I’m providing the entire file that contains the string processing named CounterOverlay_v1_2 and my program that I wrote named Crawler_I_O_Webserver. Any help is much greatly appreciated, I’ve tried my best and just can’t get there myself.

Thanks again.

CounterOverlay_v1_2.ino (4.63 KB)

Crawler_I_O_Webserver.ino (8.06 KB)

Read about strtok(). Load an example in, add some print statements until you understand how it works. You can then pull your string apart and use the string conversion utilities (e.g., atoi(), atol(), etc.) to move them into variables.

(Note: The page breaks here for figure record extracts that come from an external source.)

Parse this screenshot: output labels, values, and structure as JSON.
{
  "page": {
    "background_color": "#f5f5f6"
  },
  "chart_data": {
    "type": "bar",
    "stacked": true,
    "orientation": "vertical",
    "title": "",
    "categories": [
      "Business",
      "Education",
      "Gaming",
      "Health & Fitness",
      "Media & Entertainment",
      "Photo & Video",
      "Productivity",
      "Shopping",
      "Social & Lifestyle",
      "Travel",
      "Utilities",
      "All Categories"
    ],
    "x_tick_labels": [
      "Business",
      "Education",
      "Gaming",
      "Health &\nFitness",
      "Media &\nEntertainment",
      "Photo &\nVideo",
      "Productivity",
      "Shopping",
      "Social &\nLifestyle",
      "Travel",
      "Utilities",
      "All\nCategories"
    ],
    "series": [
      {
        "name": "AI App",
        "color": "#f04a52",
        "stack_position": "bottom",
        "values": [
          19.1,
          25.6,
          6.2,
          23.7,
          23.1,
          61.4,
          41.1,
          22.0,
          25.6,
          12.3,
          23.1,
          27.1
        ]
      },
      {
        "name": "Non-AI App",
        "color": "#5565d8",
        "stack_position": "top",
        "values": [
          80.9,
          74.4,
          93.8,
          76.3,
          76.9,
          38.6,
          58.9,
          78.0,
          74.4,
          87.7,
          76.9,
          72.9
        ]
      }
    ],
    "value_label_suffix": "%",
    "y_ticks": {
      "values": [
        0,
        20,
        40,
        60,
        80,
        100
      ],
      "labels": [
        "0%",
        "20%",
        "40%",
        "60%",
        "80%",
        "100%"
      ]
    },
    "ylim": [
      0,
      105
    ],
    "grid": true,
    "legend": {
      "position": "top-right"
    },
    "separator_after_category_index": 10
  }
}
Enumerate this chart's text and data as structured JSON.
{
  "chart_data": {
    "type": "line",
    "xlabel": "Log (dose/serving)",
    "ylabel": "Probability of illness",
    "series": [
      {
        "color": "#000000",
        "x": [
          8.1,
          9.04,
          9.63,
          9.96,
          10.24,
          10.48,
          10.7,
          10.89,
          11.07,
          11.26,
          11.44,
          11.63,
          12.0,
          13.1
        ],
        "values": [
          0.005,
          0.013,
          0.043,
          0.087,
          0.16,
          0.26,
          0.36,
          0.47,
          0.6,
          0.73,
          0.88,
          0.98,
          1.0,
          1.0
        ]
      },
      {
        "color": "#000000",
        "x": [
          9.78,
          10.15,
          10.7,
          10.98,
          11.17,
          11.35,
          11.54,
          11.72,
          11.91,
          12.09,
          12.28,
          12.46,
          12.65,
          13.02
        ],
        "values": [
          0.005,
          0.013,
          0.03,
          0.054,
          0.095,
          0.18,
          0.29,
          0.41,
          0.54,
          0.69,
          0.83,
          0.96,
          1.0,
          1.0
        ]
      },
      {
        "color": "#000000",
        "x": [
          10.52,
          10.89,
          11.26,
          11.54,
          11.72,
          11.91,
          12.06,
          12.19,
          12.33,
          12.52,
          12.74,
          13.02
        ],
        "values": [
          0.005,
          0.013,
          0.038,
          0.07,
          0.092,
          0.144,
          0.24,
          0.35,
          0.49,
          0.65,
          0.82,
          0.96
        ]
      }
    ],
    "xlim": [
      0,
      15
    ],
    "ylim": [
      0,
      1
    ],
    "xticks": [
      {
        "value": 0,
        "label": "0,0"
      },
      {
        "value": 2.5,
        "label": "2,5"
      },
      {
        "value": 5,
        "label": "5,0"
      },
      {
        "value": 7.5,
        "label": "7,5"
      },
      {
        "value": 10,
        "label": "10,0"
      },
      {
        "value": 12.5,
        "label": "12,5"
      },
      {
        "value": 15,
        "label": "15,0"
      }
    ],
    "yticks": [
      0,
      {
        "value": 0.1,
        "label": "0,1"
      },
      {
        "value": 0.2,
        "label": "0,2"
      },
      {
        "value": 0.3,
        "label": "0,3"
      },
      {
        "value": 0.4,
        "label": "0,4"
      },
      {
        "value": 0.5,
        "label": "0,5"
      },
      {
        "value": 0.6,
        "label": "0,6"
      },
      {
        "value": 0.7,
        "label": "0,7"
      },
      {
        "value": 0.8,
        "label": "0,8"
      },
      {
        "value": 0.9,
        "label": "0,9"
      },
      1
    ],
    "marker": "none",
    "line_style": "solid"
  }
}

Thanks a ton for your reply, I'll do what you suggested and hopefully this clarifies things for me. Thanks again. :slight_smile:

Got what I wanted out of strtok, thanks again.

Figured it out at this site :

Here is my code for anyone wondering the same as I was: how to make a simple rudimentary way of reading a string and turning it’s various values into useful information for being fed into variables.

void setup() {
  // put your setup code here, to run once:

char instring [] = "$:7, 120, 0, 1";  //input string                                                
char delimiters[] = "$:,";          // characters to skip over
char* valPosition;                // array
int angle[] = {0, 0, 0, 0};          // array to hold integer values after processing

// initializes strtok with our string to tokenize

valPosition = strtok(instring, delimiters);

for (int i= 0; i<4; i++){
  angle[i] = atoi(valPosition);          // place values from string into buffer
  // here we pass null which tells strtok to continue working with the previous string
  valPosition = strtok(NULL, delimiters);

Serial.println(""); // space between array values and variable values

//-------------------------------Move array values into variables-------------------

 int servo1 = angle[0];
 Serial.print("Servo angle 1: ");
 int servo2 = angle[1];
  Serial.print("Servo angle 2: ");
 int light1 = angle[2];
 Serial.print(" Light 1 reads binaray 1 or 0: ");
 int light2 = angle[3];
 Serial.print ("Light 2 reads binary 1 or 0: ");

// I can put an if statement for lights to check if 0 or 1

void loop() {
  // put your main code here, to run repeatedly:

Hello and welcome,

sscanf is also very useful for doing exactly this.

guix is correct: sscanf() can do the string conversions for you. However, sscanf() is very powerful and can convert just about anything you throw at it. As a result, it can bloat your code quite a bit, especially if you are just doing one type of conversion (e.g., string to int). In most cases, using the ato?() conversions will use less memory.